This is an experimental, proof-of-concept implementation of a web service for deriving data in various formats (such as HTML or plain text) from TEI/XML of the School of Salamanca project. It is based on Python and the Flask web framework and makes extensive use of Python's lxml library for processing XML data.
There were two main objectives in the development of this service:
- it should be explored in which way and to what extent the derivation of "webdata" (like the above) could be outsourced from the School of Salamanca's main web application and implemented as a dedicated (micro)service, and how the overall IT architecture of the project could benefit from such a modularization;
- due to the necessity of processing large and heterogeneous amounts of TEI/XML data, the main web application is largely based on rather specific, XML-driven technologies and platforms such as XQuery, XSLT, and eXist-db; re-implementing the derivation of webdata in a programming language like Python should shed some light on potential benefits and/or disadvantages of refactoring XML-based application logic using a more "general-purpose" programming language.
While the svsal-factory has not been fully implemented yet, certain tendencies have become visible during its development, especially when comparing it to the currently existing architecture driven by a rather monolithic main web application. Possible benefits are
- the decoupling of computing-intensive tasks from the main web application, which makes it possible, for instance, to deploy the web service on a different server than the one where the main web application is located, thus freeing hardware resources for the latter;
- an apparent increase in performance in the processing of TEI datasets, especially larger ones; the precise extent of this performance increase has not been measured yet, but it seems to be significant at times (with the transformation of XML into HTML taking minutes rather than hours, for example);
- a relatively light footprint on hardware resources (especially CPU and RAM), at least in Flask's testing environment.
A significant downside is the seeming non-availability of production-ready XQuery/XSLT 3.x processors/libraries in Python, which leads to an increase in programming complexity, since hitherto available and handy solutions based on XQuery/XSLT 3.x need to be refactored using XPath or XSLT 1.x, or even pure Python.
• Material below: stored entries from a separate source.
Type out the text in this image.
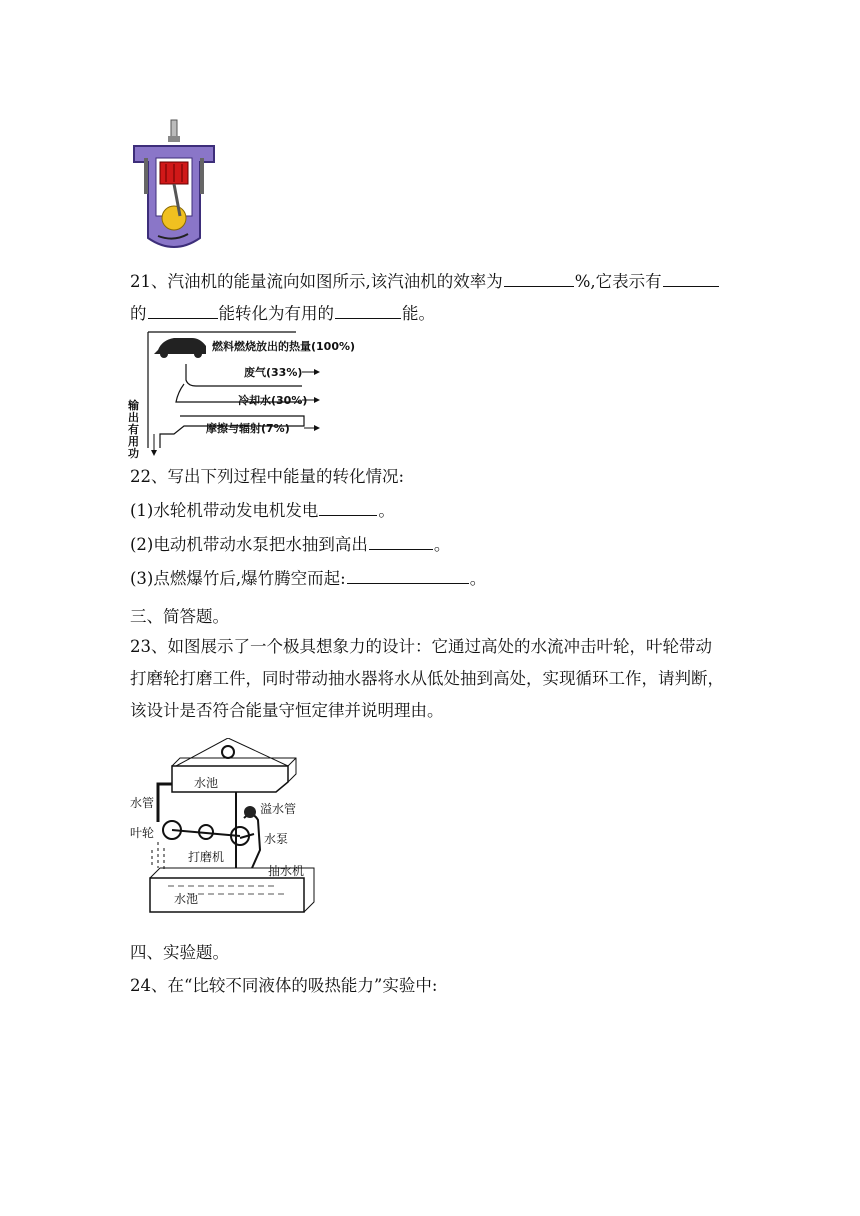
21、汽油机的能量流向如图所示,该汽油机的效率为	%,它表示有
的	能转化为有用的	能。
燃料燃烧放出的热量(100%)
废气(33%)
冷却水(30%)
摩擦与辐射(7%)
输出有用功
22、写出下列过程中能量的转化情况:
(1)水轮机带动发电机发电	。
(2)电动机带动水泵把水抽到高出	。
(3)点燃爆竹后,爆竹腾空而起:	。
三、简答题。
23、如图展示了一个极具想象力的设计：它通过高处的水流冲击叶轮，叶轮带动
打磨轮打磨工件，同时带动抽水器将水从低处抽到高处，实现循环工作，请判断，
该设计是否符合能量守恒定律并说明理由。
水池
水管	溢水管
叶轮	水泵
打磨机
抽水机
水池
四、实验题。
24、在“比较不同液体的吸热能力”实验中:
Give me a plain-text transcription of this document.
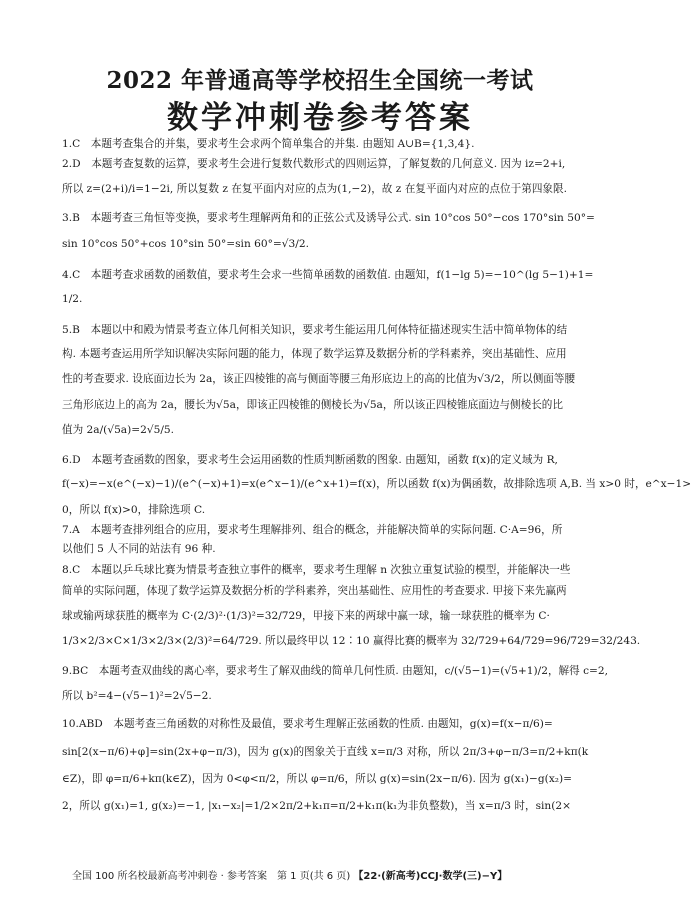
2022 年普通高等学校招生全国统一考试
数学冲刺卷参考答案
1.C　本题考查集合的并集，要求考生会求两个简单集合的并集. 由题知 A∪B={1,3,4}.
2.D　本题考查复数的运算，要求考生会进行复数代数形式的四则运算，了解复数的几何意义. 因为 iz=2+i,
所以 z=(2+i)/i=1−2i, 所以复数 z 在复平面内对应的点为(1,−2)，故 z 在复平面内对应的点位于第四象限.
3.B　本题考查三角恒等变换，要求考生理解两角和的正弦公式及诱导公式. sin 10°cos 50°−cos 170°sin 50°=
sin 10°cos 50°+cos 10°sin 50°=sin 60°=√3/2.
4.C　本题考查求函数的函数值，要求考生会求一些简单函数的函数值. 由题知，f(1−lg 5)=−10^(lg 5−1)+1=
1/2.
5.B　本题以中和殿为情景考查立体几何相关知识，要求考生能运用几何体特征描述现实生活中简单物体的结
构. 本题考查运用所学知识解决实际问题的能力，体现了数学运算及数据分析的学科素养，突出基础性、应用
性的考查要求. 设底面边长为 2a，该正四棱锥的高与侧面等腰三角形底边上的高的比值为√3/2，所以侧面等腰
三角形底边上的高为 2a，腰长为√5a，即该正四棱锥的侧棱长为√5a，所以该正四棱锥底面边与侧棱长的比
值为 2a/(√5a)=2√5/5.
6.D　本题考查函数的图象，要求考生会运用函数的性质判断函数的图象. 由题知，函数 f(x)的定义域为 R,
f(−x)=−x(e^(−x)−1)/(e^(−x)+1)=x(e^x−1)/(e^x+1)=f(x)，所以函数 f(x)为偶函数，故排除选项 A,B. 当 x>0 时，e^x−1>
0，所以 f(x)>0，排除选项 C.
7.A　本题考查排列组合的应用，要求考生理解排列、组合的概念，并能解决简单的实际问题. C·A=96，所
以他们 5 人不同的站法有 96 种.
8.C　本题以乒乓球比赛为情景考查独立事件的概率，要求考生理解 n 次独立重复试验的模型，并能解决一些
简单的实际问题，体现了数学运算及数据分析的学科素养，突出基础性、应用性的考查要求. 甲接下来先赢两
球或输两球获胜的概率为 C·(2/3)²·(1/3)²=32/729，甲接下来的两球中赢一球，输一球获胜的概率为 C·
1/3×2/3×C×1/3×2/3×(2/3)²=64/729. 所以最终甲以 12∶10 赢得比赛的概率为 32/729+64/729=96/729=32/243.
9.BC　本题考查双曲线的离心率，要求考生了解双曲线的简单几何性质. 由题知，c/(√5−1)=(√5+1)/2，解得 c=2,
所以 b²=4−(√5−1)²=2√5−2.
10.ABD　本题考查三角函数的对称性及最值，要求考生理解正弦函数的性质. 由题知，g(x)=f(x−π/6)=
sin[2(x−π/6)+φ]=sin(2x+φ−π/3)，因为 g(x)的图象关于直线 x=π/3 对称，所以 2π/3+φ−π/3=π/2+kπ(k
∈Z)，即 φ=π/6+kπ(k∈Z)，因为 0<φ<π/2，所以 φ=π/6，所以 g(x)=sin(2x−π/6). 因为 g(x₁)−g(x₂)=
2，所以 g(x₁)=1, g(x₂)=−1, |x₁−x₂|=1/2×2π/2+k₁π=π/2+k₁π(k₁为非负整数)，当 x=π/3 时，sin(2×
全国 100 所名校最新高考冲刺卷 · 参考答案　第 1 页(共 6 页) 【22·(新高考)CCJ·数学(三)−Y】
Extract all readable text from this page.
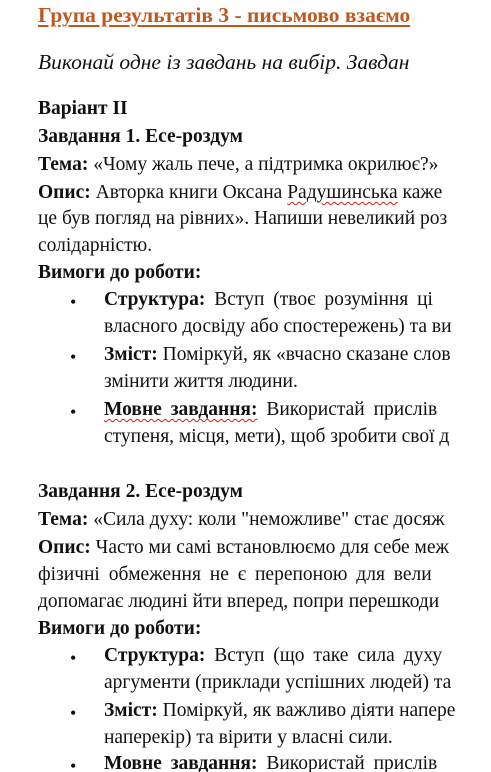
Група результатів 3 - письмово взаємо
Виконай одне із завдань на вибір. Завдан
Варіант ІІ
Завдання 1. Есе-роздум
Тема: «Чому жаль пече, а підтримка окрилює?»
Опис: Авторка книги Оксана Радушинська каже
це був погляд на рівних». Напиши невеликий роз
солідарністю.
Вимоги до роботи:
• Структура: Вступ (твоє розуміння ці
власного досвіду або спостережень) та ви
• Зміст: Поміркуй, як «вчасно сказане слов
змінити життя людини.
• Мовне завдання: Використай прислів
ступеня, місця, мети), щоб зробити свої д
Завдання 2. Есе-роздум
Тема: «Сила духу: коли "неможливе" стає досяж
Опис: Часто ми самі встановлюємо для себе меж
фізичні обмеження не є перепоною для вели
допомагає людині йти вперед, попри перешкоди
Вимоги до роботи:
• Структура: Вступ (що таке сила духу
аргументи (приклади успішних людей) та
• Зміст: Поміркуй, як важливо діяти напере
наперекір) та вірити у власні сили.
• Мовне завдання: Використай прислів
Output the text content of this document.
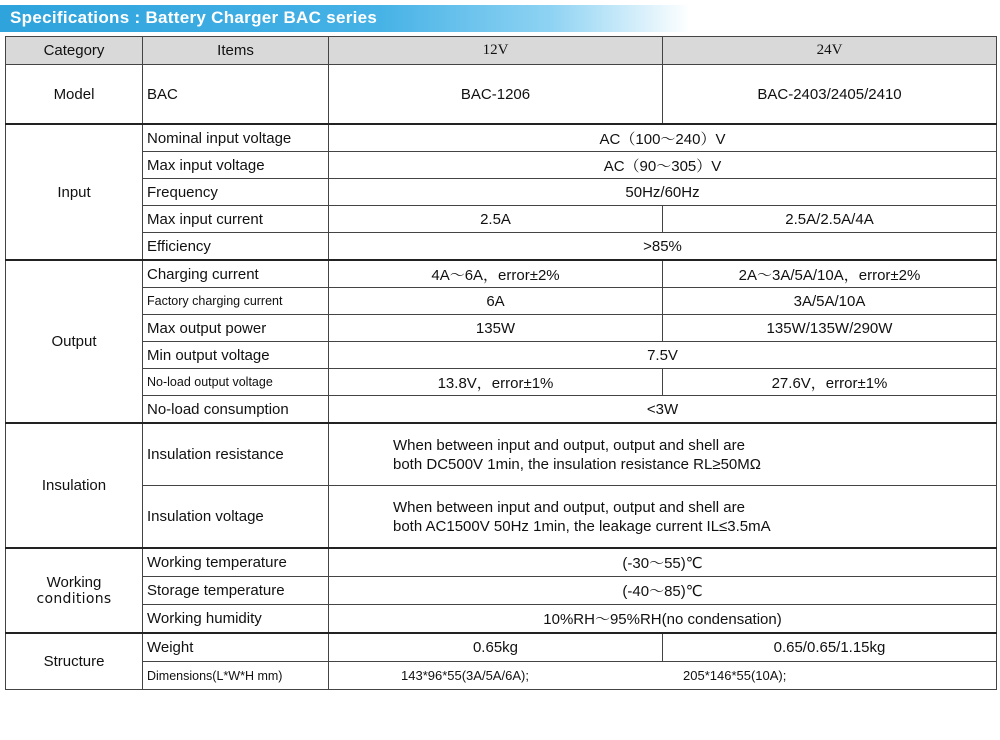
Specifications : Battery Charger BAC series
Category	Items	12V	24V
Model	BAC	BAC-1206	BAC-2403/2405/2410
Input	Nominal input voltage	AC（100～240）V	
	Max input voltage	AC（90～305）V	
	Frequency	50Hz/60Hz	
	Max input current	2.5A	2.5A/2.5A/4A
	Efficiency	>85%	
Output	Charging current	4A～6A，error±2%	2A～3A/5A/10A，error±2%
	Factory charging current	6A	3A/5A/10A
	Max output power	135W	135W/135W/290W
	Min output voltage	7.5V	
	No-load output voltage	13.8V，error±1%	27.6V，error±1%
	No-load consumption	<3W	
Insulation	Insulation resistance	When between input and output, output and shell are
both DC500V 1min, the insulation resistance RL≥50MΩ	

	Insulation voltage	When between input and output, output and shell are
both AC1500V 50Hz 1min, the leakage current IL≤3.5mA	

Working
conditions	Working temperature	(-30～55)℃	
	Storage temperature	(-40～85)℃	
	Working humidity	10%RH～95%RH(no condensation)	
Structure	Weight	0.65kg	0.65/0.65/1.15kg
	Dimensions(L*W*H mm)	143*96*55(3A/5A/6A); 205*146*55(10A);	
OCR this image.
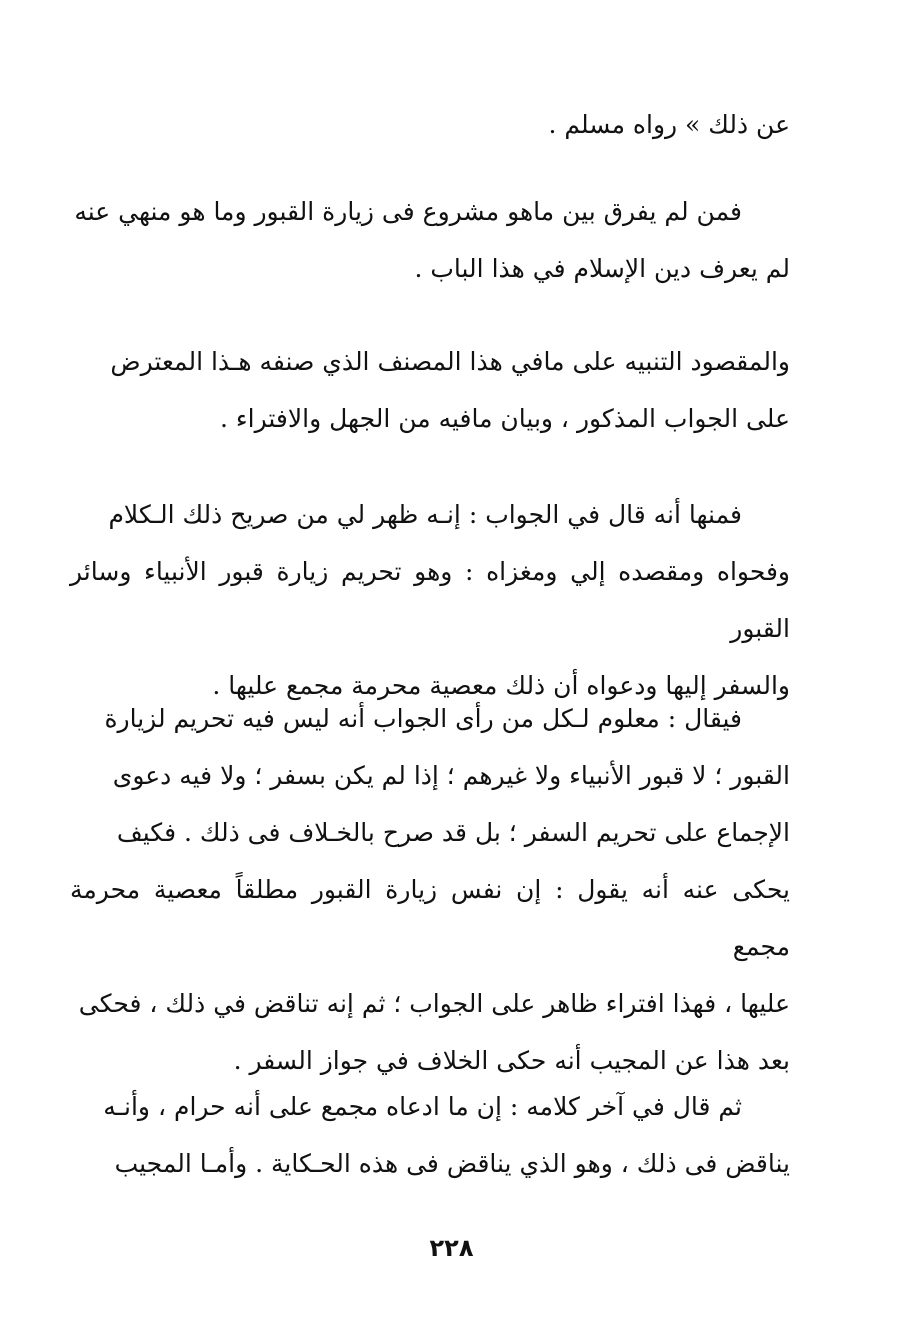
عن ذلك » رواه مسلم .

فمن لم يفرق بين ماهو مشروع فى زيارة القبور وما هو منهي عنه

لم يعرف دين الإسلام في هذا الباب .

والمقصود التنبيه على مافي هذا المصنف الذي صنفه هـذا المعترض

على الجواب المذكور ، وبيان مافيه من الجهل والافتراء .

فمنها أنه قال في الجواب : إنـه ظهر لي من صريح ذلك الـكلام

وفحواه ومقصده إلي ومغزاه : وهو تحريم زيارة قبور الأنبياء وسائر القبور

والسفر إليها ودعواه أن ذلك معصية محرمة مجمع عليها .

فيقال : معلوم لـكل من رأى الجواب أنه ليس فيه تحريم لزيارة

القبور ؛ لا قبور الأنبياء ولا غيرهم ؛ إذا لم يكن بسفر ؛ ولا فيه دعوى

الإجماع على تحريم السفر ؛ بل قد صرح بالخـلاف فى ذلك . فكيف

يحكى عنه أنه يقول : إن نفس زيارة القبور مطلقاً معصية محرمة مجمع

عليها ، فهذا افتراء ظاهر على الجواب ؛ ثم إنه تناقض في ذلك ، فحكى

بعد هذا عن المجيب أنه حكى الخلاف في جواز السفر .

ثم قال في آخر كلامه : إن ما ادعاه مجمع على أنه حرام ، وأنـه

يناقض فى ذلك ، وهو الذي يناقض فى هذه الحـكاية . وأمـا المجيب

٢٢٨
Such a mixing of programming languages and tools makes the code harder to read and, consequently, the derivation of webdata more difficult to maintain and adjust in the long run.
(Please note that the application has been developed and tested only with Python 3.7.x thus far.)
1.) Clone the repo, create a virtual environment, and install basic requirements:
git clone https://github.com/digicademy/svsal-factory.git
cd svsal-factory
python3 -m venv venv
source venv/bin/activate
pip3 install -r requirements.txt
2.) Set environment variables:
export FLASK_APP=setup.py
export FLASK_ENV=development
Debug mode (optional): export FLASK_DEBUG=1
3.) Run
flask run
In general, the web service functions in the following way: it consumes a TEI dataset,
processes it, and puts out a JSON dataset that contains objects for all relevant
structural units in the TEI document (such as a tei:p or tei:list).
These JSON object include metadata about their textual units
as well as HTML and (diplomatic and constituted) plain text versions of the respective text segments.
(RDF or IIIF data are currently not created by the service, although this could be equally built into the service.)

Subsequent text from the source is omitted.